Pumpkinseed oil is particularly rich in omega-3 fatty acids, ranking second only to flaxseed. The oil’s fatty acid profile reveals a composition of 15 percent linolenic acid (omega-3), 42 percent linoleic acid (omega-6), 34 percent monounsaturates and 9 percent saturated fats.
Because this oil is so concentrated in the polyunsaturated fatty acids, it must be used only in recipes that do not call for heat. Heating changes the molecular structure of the oil and converts it from a cis fat, which the body can burn to produce heat, to a trans fat, which the body cannot burn.
Trans fats, as you may know, have been linked to high cholesterol, heart and artery disease and toxic free radicals. These fats function in a destructive manner similar to that of saturated fats.
Pumpkinseed oil works well as a delicious ingredient in raw vegetable salads, as a cold marinade or as a drizzle over steamed or blanched greens. It can also be used as an oil base for potato or bean salads.

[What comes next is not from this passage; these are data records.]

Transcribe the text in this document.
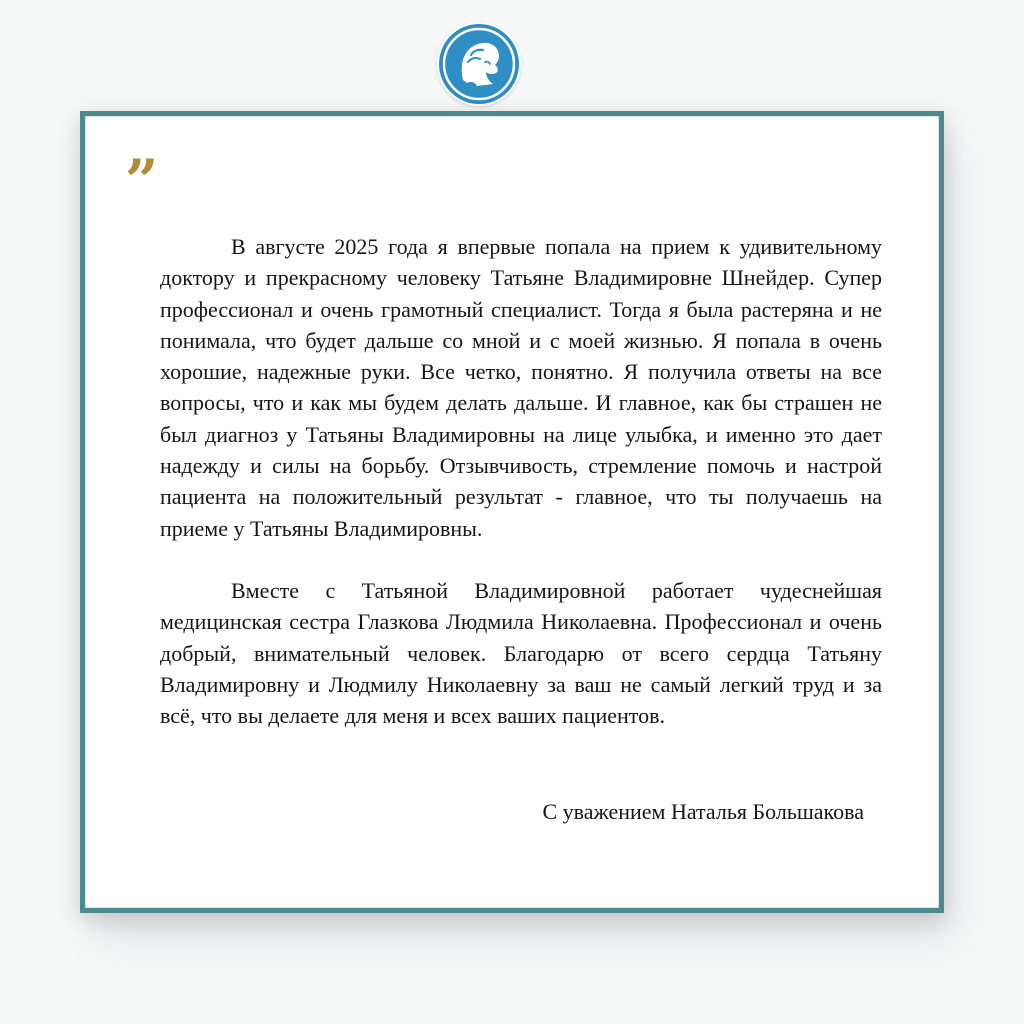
”

В августе 2025 года я впервые попала на прием к удивительному доктору и прекрасному человеку Татьяне Владимировне Шнейдер. Супер профессионал и очень грамотный специалист. Тогда я была растеряна и не понимала, что будет дальше со мной и с моей жизнью. Я попала в очень хорошие, надежные руки. Все четко, понятно. Я получила ответы на все вопросы, что и как мы будем делать дальше. И главное, как бы страшен не был диагноз у Татьяны Владимировны на лице улыбка, и именно это дает надежду и силы на борьбу. Отзывчивость, стремление помочь и настрой пациента на положительный результат - главное, что ты получаешь на приеме у Татьяны Владимировны.

Вместе с Татьяной Владимировной работает чудеснейшая медицинская сестра Глазкова Людмила Николаевна. Профессионал и очень добрый, внимательный человек. Благодарю от всего сердца Татьяну Владимировну и Людмилу Николаевну за ваш не самый легкий труд и за всё, что вы делаете для меня и всех ваших пациентов.

С уважением Наталья Большакова
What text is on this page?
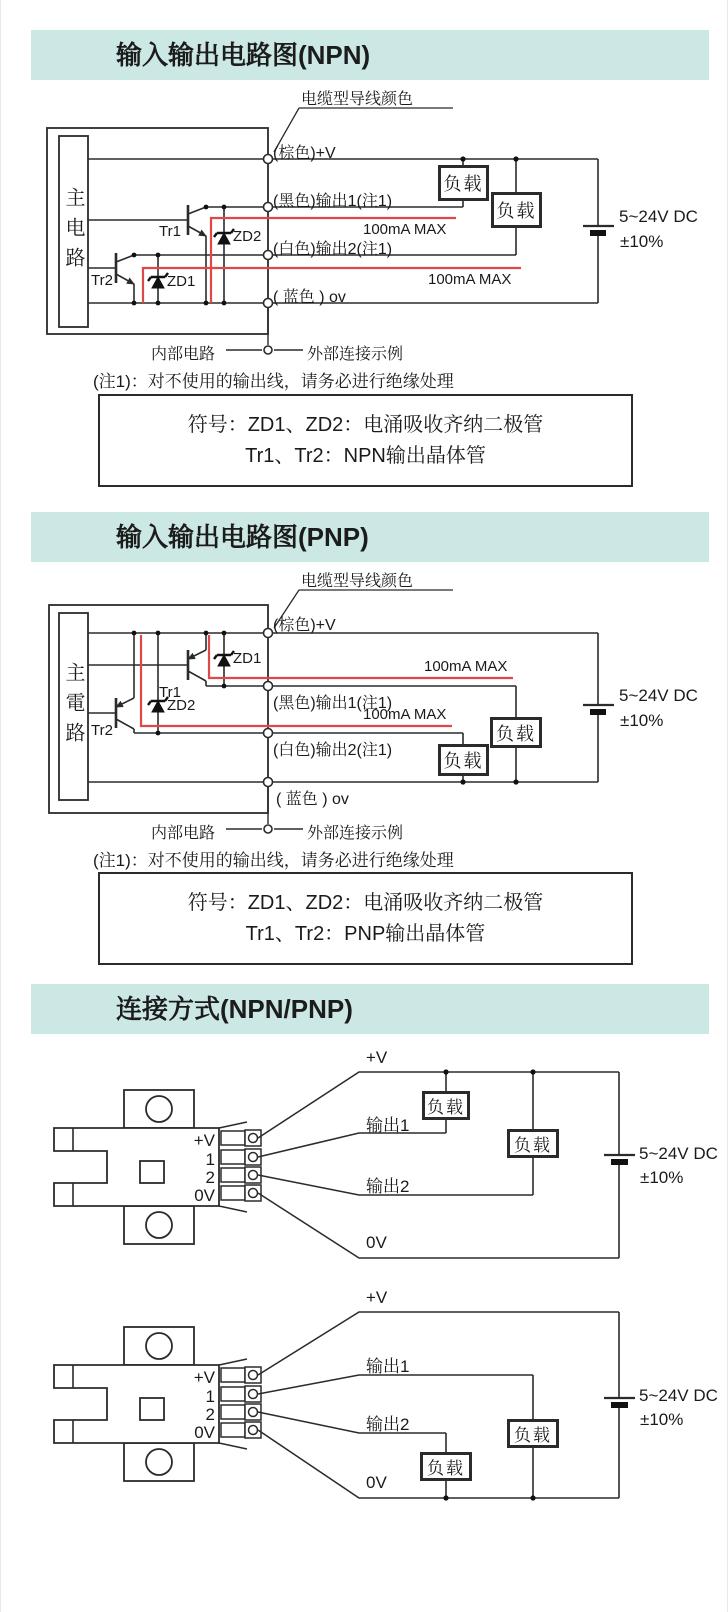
输入输出电路图(NPN)
输入输出电路图(PNP)
连接方式(NPN/PNP)
电缆型导线颜色
主电路
(棕色)+V
(黑色)输出1(注1)
100mA MAX
(白色)输出2(注1)
100mA MAX
( 蓝色 ) ov
Tr1
Tr2
ZD2
ZD1
负载
负载	5~24V DC
±10%
内部电路	外部连接示例
(注1)：对不使用的输出线，请务必进行绝缘处理
符号：ZD1、ZD2：电涌吸收齐纳二极管
Tr1、Tr2：NPN输出晶体管
电缆型导线颜色
主電路
(棕色)+V
100mA MAX
(黑色)输出1(注1)
100mA MAX
(白色)输出2(注1)
( 蓝色 ) ov
Tr1
Tr2
ZD1
ZD2
负载
负载
5~24V DC
±10%
内部电路	外部连接示例
(注1)：对不使用的输出线，请务必进行绝缘处理
符号：ZD1、ZD2：电涌吸收齐纳二极管
Tr1、Tr2：PNP输出晶体管
+V
1
2
0V
+V
输出1
输出2
0V
负载
负载	5~24V DC
±10%
+V
1
2
0V
+V
输出1
输出2
0V
负载
负载
5~24V DC
±10%
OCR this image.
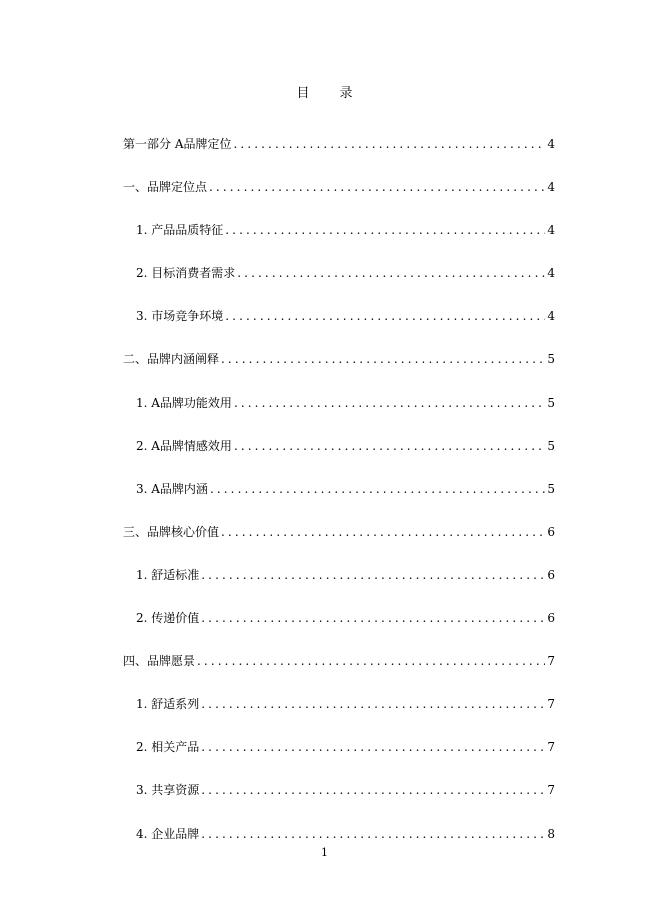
目 录
第一部分 A品牌定位 .....	4
一、品牌定位点 .....	4
1. 产品品质特征 .....	4
2. 目标消费者需求 .....	4
3. 市场竞争环境 .....	4
二、品牌内涵阐释 .....	5
1. A品牌功能效用 .....	5
2. A品牌情感效用 .....	5
3. A品牌内涵 .....	5
三、品牌核心价值 .....	6
1. 舒适标准 .....	6
2. 传递价值 .....	6
四、品牌愿景 .....	7
1. 舒适系列 .....	7
2. 相关产品 .....	7
3. 共享资源 .....	7
4. 企业品牌 .....	8
1
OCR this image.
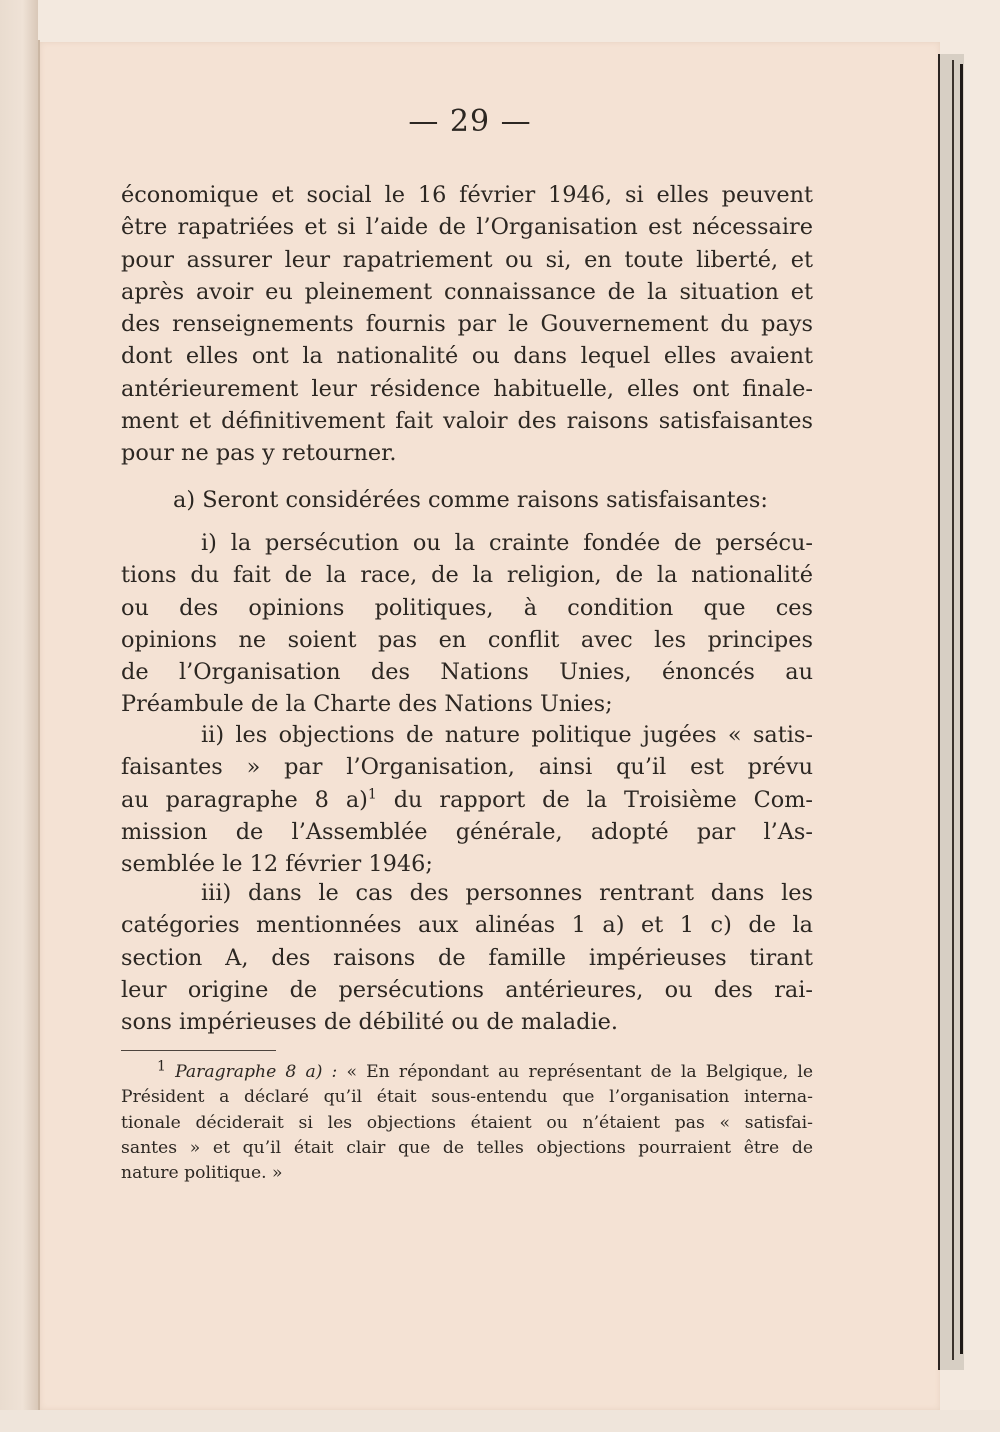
— 29 —
économique et social le 16 février 1946, si elles peuvent
être rapatriées et si l’aide de l’Organisation est nécessaire
pour assurer leur rapatriement ou si, en toute liberté, et
après avoir eu pleinement connaissance de la situation et
des renseignements fournis par le Gouvernement du pays
dont elles ont la nationalité ou dans lequel elles avaient
antérieurement leur résidence habituelle, elles ont finale-
ment et définitivement fait valoir des raisons satisfaisantes
pour ne pas y retourner.
a) Seront considérées comme raisons satisfaisantes:
i) la persécution ou la crainte fondée de persécu-
tions du fait de la race, de la religion, de la nationalité
ou des opinions politiques, à condition que ces
opinions ne soient pas en conflit avec les principes
de l’Organisation des Nations Unies, énoncés au
Préambule de la Charte des Nations Unies;
ii) les objections de nature politique jugées « satis-
faisantes » par l’Organisation, ainsi qu’il est prévu
au paragraphe 8 a)$^1$ du rapport de la Troisième Com-
mission de l’Assemblée générale, adopté par l’As-
semblée le 12 février 1946;
iii) dans le cas des personnes rentrant dans les
catégories mentionnées aux alinéas 1 a) et 1 c) de la
section A, des raisons de famille impérieuses tirant
leur origine de persécutions antérieures, ou des rai-
sons impérieuses de débilité ou de maladie.
$^1$ Paragraphe 8 a) : « En répondant au représentant de la Belgique, le
Président a déclaré qu’il était sous-entendu que l’organisation interna-
tionale déciderait si les objections étaient ou n’étaient pas « satisfai-
santes » et qu’il était clair que de telles objections pourraient être de
nature politique. »
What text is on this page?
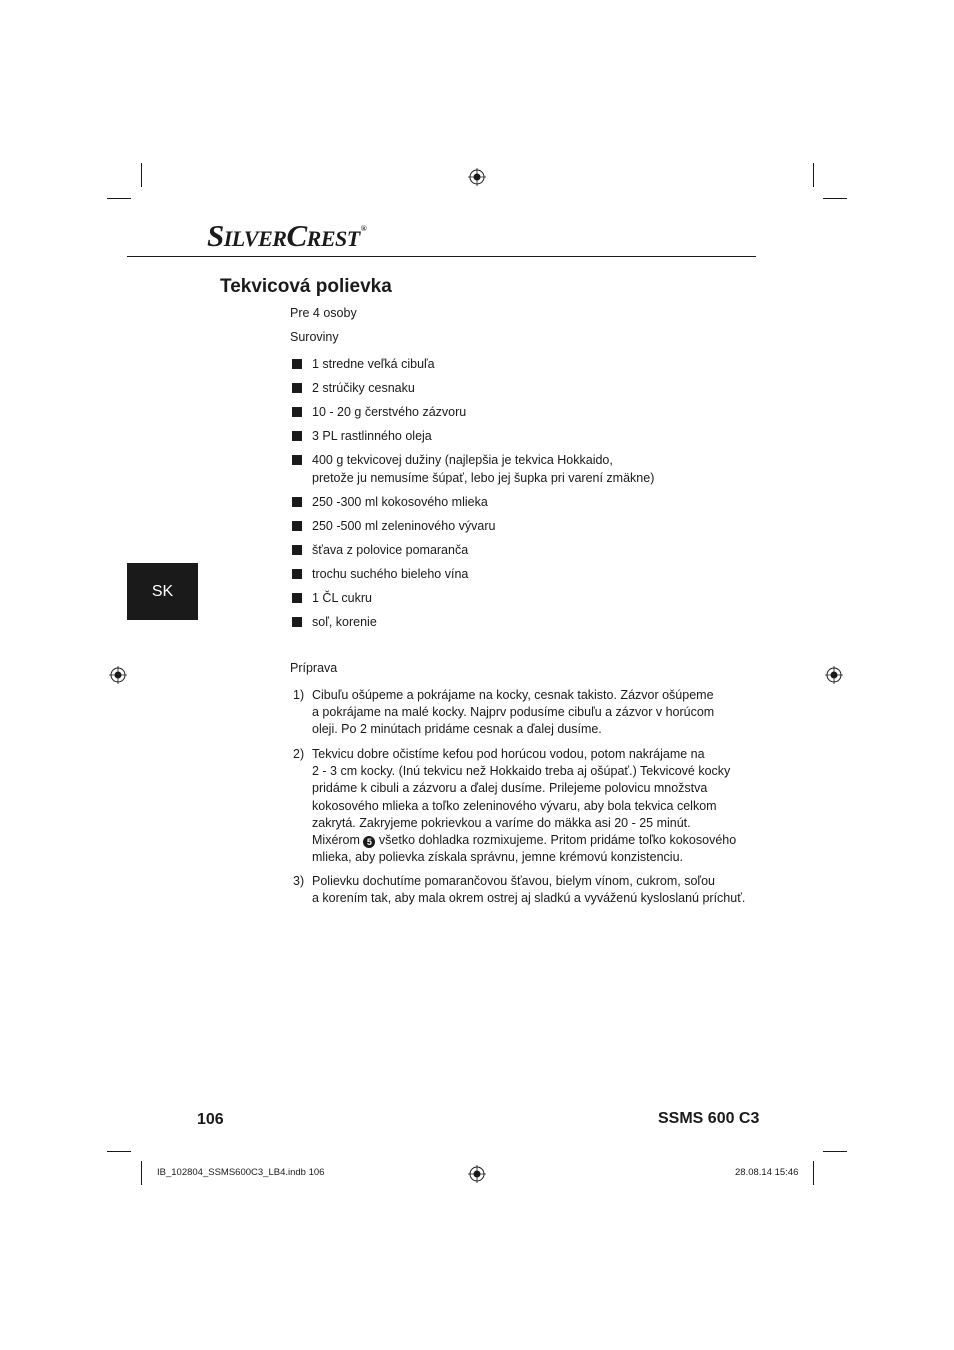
SILVERCREST®
Tekvicová polievka
Pre 4 osoby
Suroviny
1 stredne veľká cibuľa
2 strúčiky cesnaku
10 - 20 g čerstvého zázvoru
3 PL rastlinného oleja
400 g tekvicovej dužiny (najlepšia je tekvica Hokkaido,
pretože ju nemusíme šúpať, lebo jej šupka pri varení zmäkne)
250 -300 ml kokosového mlieka
250 -500 ml zeleninového vývaru
šťava z polovice pomaranča
trochu suchého bieleho vína
1 ČL cukru
soľ, korenie
SK
Príprava
1) Cibuľu ošúpeme a pokrájame na kocky, cesnak takisto. Zázvor ošúpeme
a pokrájame na malé kocky. Najprv podusíme cibuľu a zázvor v horúcom
oleji. Po 2 minútach pridáme cesnak a ďalej dusíme.
2) Tekvicu dobre očistíme kefou pod horúcou vodou, potom nakrájame na
2 - 3 cm kocky. (Inú tekvicu než Hokkaido treba aj ošúpať.) Tekvicové kocky
pridáme k cibuli a zázvoru a ďalej dusíme. Prilejeme polovicu množstva
kokosového mlieka a toľko zeleninového vývaru, aby bola tekvica celkom
zakrytá. Zakryjeme pokrievkou a varíme do mäkka asi 20 - 25 minút.
Mixérom 5 všetko dohladka rozmixujeme. Pritom pridáme toľko kokosového
mlieka, aby polievka získala správnu, jemne krémovú konzistenciu.
3) Polievku dochutíme pomarančovou šťavou, bielym vínom, cukrom, soľou
a korením tak, aby mala okrem ostrej aj sladkú a vyváženú kysloslanú príchuť.
106	SSMS 600 C3
IB_102804_SSMS600C3_LB4.indb 106	28.08.14 15:46
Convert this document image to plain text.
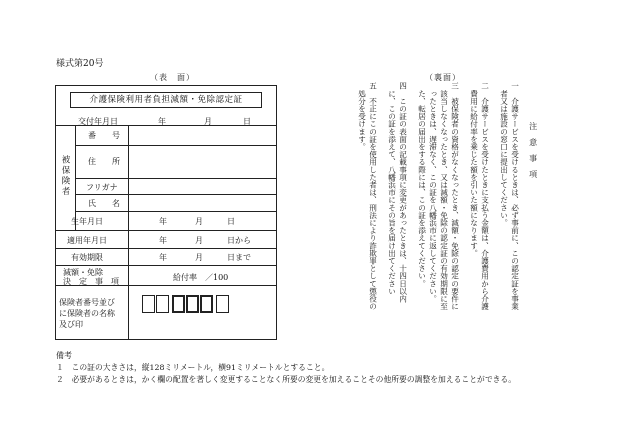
様式第20号
（表　面）	（裏面）
介護保険利用者負担減額・免除認定証
交付年月日	年	月	日
被保険者
番　　号
住　　所
フリガナ
氏　　名
生年月日	年	月	日
適用年月日	年	月	日から
有効期限	年	月	日まで
減額・免除
決　定　事　項	給付率　／100
保険者番号並び
に保険者の名称
及び印
注　意　事　項
一　介護サービスを受けるときは、必ず事前に、この認定証を事業
　者又は施設の窓口に提出してください。
二　介護サービスを受けたときに支払う金額は、介護費用から介護
　費用に給付率を乗じた額を引いた額になります。
三　被保険者の資格がなくなったとき、減額・免除の認定の要件に
　該当しなくなったとき、又は減額・免除の認定証の有効期限に至
　ったときは、遅滞なく、この証を八幡浜市に返してください。
　た、転居の届出をする際には、この証を添えてください。
四　この証の表面の記載事項に変更があったときは、十四日以内
　に、この証を添えて、八幡浜市にその旨を届け出てください
五　不正にこの証を使用した者は、刑法により詐欺罪として懲役の
　処分を受けます。
備考
１　この証の大きさは，縦128ミリメートル，横91ミリメートルとすること。
２　必要があるときは，かく欄の配置を著しく変更することなく所要の変更を加えることその他所要の調整を加えることができる。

Because of its nutty taste, pumpkinseed oil can be substituted for other oils that are known for their strong flavor, such as sesame, walnut and sunflower. Here’s an example of how pumpkinseed oil can spice up a Boston lettuce-based salad (this recipe is adapted from one by Ann Louise Gittleman, M.S., in her book Beyond Pritikin:
Pumpkin Raspberry Dressing
1/2 cup pumpkinseed oil
2 Tbsp raspberry vinegar
1/2 tsp salt substitute
Freshly ground black
pepper to taste
Place all ingredients in a small jar, then cover and shake well. Refrigerate. Serves 8 (1 tablespoon equals 1 serving.)
In addition to its wealth of essential fatty acids, pumpkinseed oil is rich in many vitamins and minerals. A serving of pumpkin seeds contains 29 grams of protein, 11.2 mg of iron, 1,144 mg of phosphorus. The oil is a source of zinc, vitamin A, calcium, iron, folic acid, riboflavin, thiamine and niacin, along with other vitamins.
But not all pumpkinseed oil is created equal. The greenish hue of unrefined organic pumpkinseed oil signifies a high level of chlorophyll, which contains magnesium. Magnesium is a mineral that is used in more enzyme systems of the body than any other.
For that reason, it’s best to shop for brands of the oil that are rich in color as well as taste. And once you’ve brought your oil home, be sure to store it in a cool, dark place. Pumpkinseed oil, like all highly polyunsaturated oils, is sensitive not only to heat, but to air and light. For those brands bottled in colored glass, the refrigerator is perfect.
Although it must be handled with care, pumpkinseed is an oil that treats its consumers well in return. Not only does it aid in body function; it also acts as a moisturizer, keeping your skin rich in the oils it needs from the inside out.